Originally from Thailand, Thai-immigrant Ayn Po (“Ayn” means “port” in Thai) was staying with friends in Qatar in the wake of the 2003 Asian Games.
“There were about 2,000 Indians living in this tiny suburb of Doha and these days only 100 or 200 remain in the city,” says the 52-year-old migrant, who sells snacks from a cart at a sprawling outdoor market.
Ayn Po hawks her wares at a major outdoor market in Doha. Credit: Daksha Prashar
Alastair Noble, deputy head of the United Nations Educational, Scientific and Cultural Organization (UNESCO) Office for the Sahel in Dakar, Senegal, says that to bring order and wealth to cities across Africa and the Middle East, Qatar has begun building its own modern day souks to outsource labor to countries like Thailand.
Carefully-planned architecture is dotted around Doha and its outskirts. Credit: Daksha Prashar
“They always knew that they couldn’t grow on their own, so they had to look outside of Qatar to bring in foreign labor for construction,” Noble says.
Cairo, for example, built a railway from Port Said to Egypt’s capital. That project began decades before the Arab Spring — but brought Egyptians a better standard of living than many people could hope for at home. Similarly, Qataris are well aware that they don’t have their own infrastructure in Doha.

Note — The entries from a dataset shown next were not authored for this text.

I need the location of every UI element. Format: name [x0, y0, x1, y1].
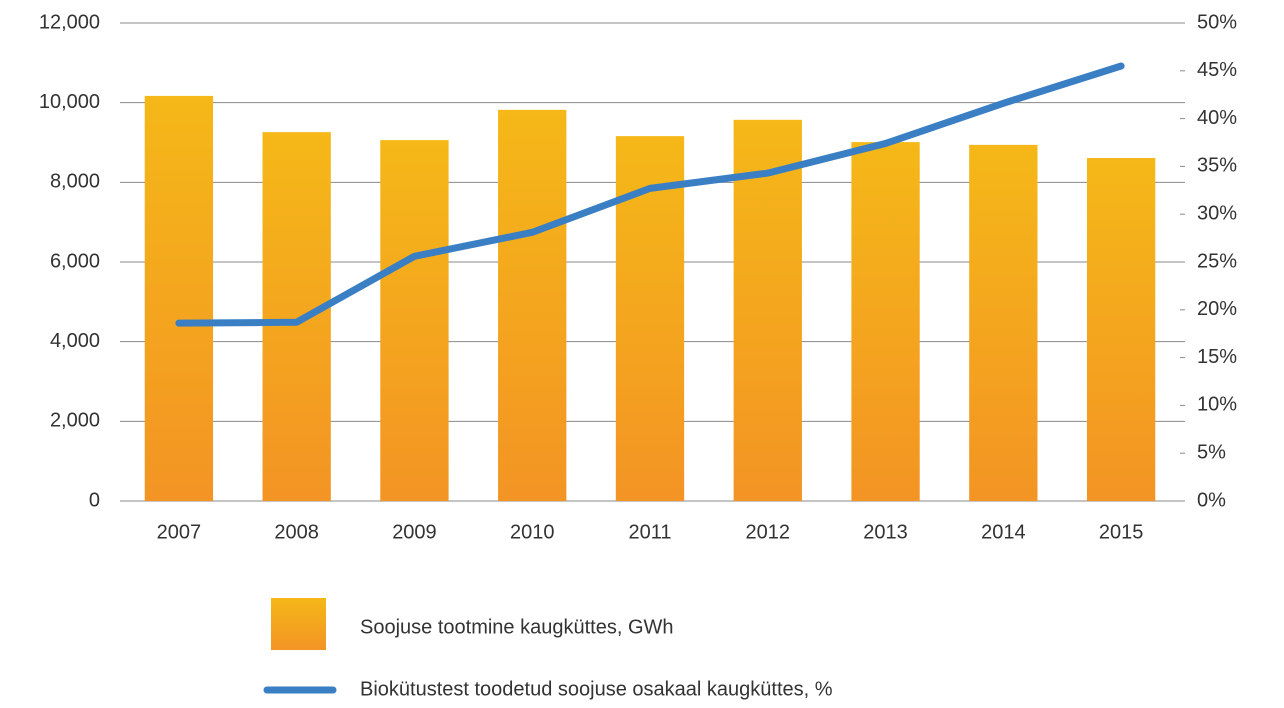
y2-tick-label: 40% [1197, 107, 1237, 129]
x-tick-label: 2013 [863, 521, 908, 543]
y2-tick-label: 10% [1197, 394, 1237, 416]
bar [262, 132, 331, 502]
bar [498, 109, 567, 501]
y2-tick-label: 30% [1197, 202, 1237, 224]
legend-swatch-bar [271, 598, 326, 650]
x-tick-label: 2007 [157, 521, 202, 543]
y2-tick-label: 45% [1197, 59, 1237, 81]
x-tick-label: 2008 [274, 521, 319, 543]
bar [144, 95, 214, 502]
y-tick-label: 2,000 [50, 410, 100, 432]
y-tick-label: 12,000 [39, 11, 100, 33]
x-tick-label: 2009 [392, 521, 437, 543]
bar [380, 140, 449, 502]
x-tick-label: 2012 [746, 521, 791, 543]
y2-tick-label: 50% [1197, 11, 1237, 33]
y-tick-label: 0 [89, 489, 100, 511]
line [175, 62, 1125, 327]
x-tick-label: 2014 [981, 521, 1026, 543]
bar [969, 144, 1038, 501]
y-tick-label: 8,000 [50, 171, 100, 193]
bar [733, 119, 802, 502]
bar [1086, 158, 1156, 501]
y2-tick-label: 5% [1197, 441, 1226, 463]
x-tick-label: 2011 [628, 521, 671, 543]
legend-label: Soojuse tootmine kaugküttes, GWh [360, 616, 674, 638]
legend-label: Biokütustest toodetud soojuse osakaal ka… [360, 678, 833, 700]
y2-tick-label: 0% [1197, 489, 1226, 511]
x-tick-label: 2015 [1099, 521, 1144, 543]
y-tick-label: 6,000 [50, 250, 100, 272]
y2-tick-label: 20% [1197, 298, 1237, 320]
y-tick-label: 4,000 [50, 330, 100, 352]
y2-tick-label: 35% [1197, 155, 1237, 177]
bar [851, 142, 920, 501]
x-tick-label: 2010 [510, 521, 555, 543]
y2-tick-label: 25% [1197, 250, 1237, 272]
y2-tick-label: 15% [1197, 346, 1237, 368]
y-tick-label: 10,000 [39, 91, 100, 113]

Workers at a construction site in Doha. Credit: Daksha Prashar
“These cities are used to bring in large numbers of people just to work. And countries like China and India provide these people as cheap labor to build these towns,” Noble adds.
Too much too fast
There has been a steady stream of reports over the last few years about exploitation and poor treatment of migrant workers, who account for more than 90% of Qatar’s population.
Migrant laborers regularly set off for work at the early hours of the morning. Credit: Daksha Prashar
“We know that some of the construction workers are supposed to be employed for between one to three years and their visas are renewable,” says Deborah Odrick, executive director of advocacy group the Migrant Workers’ Protection Project in the US.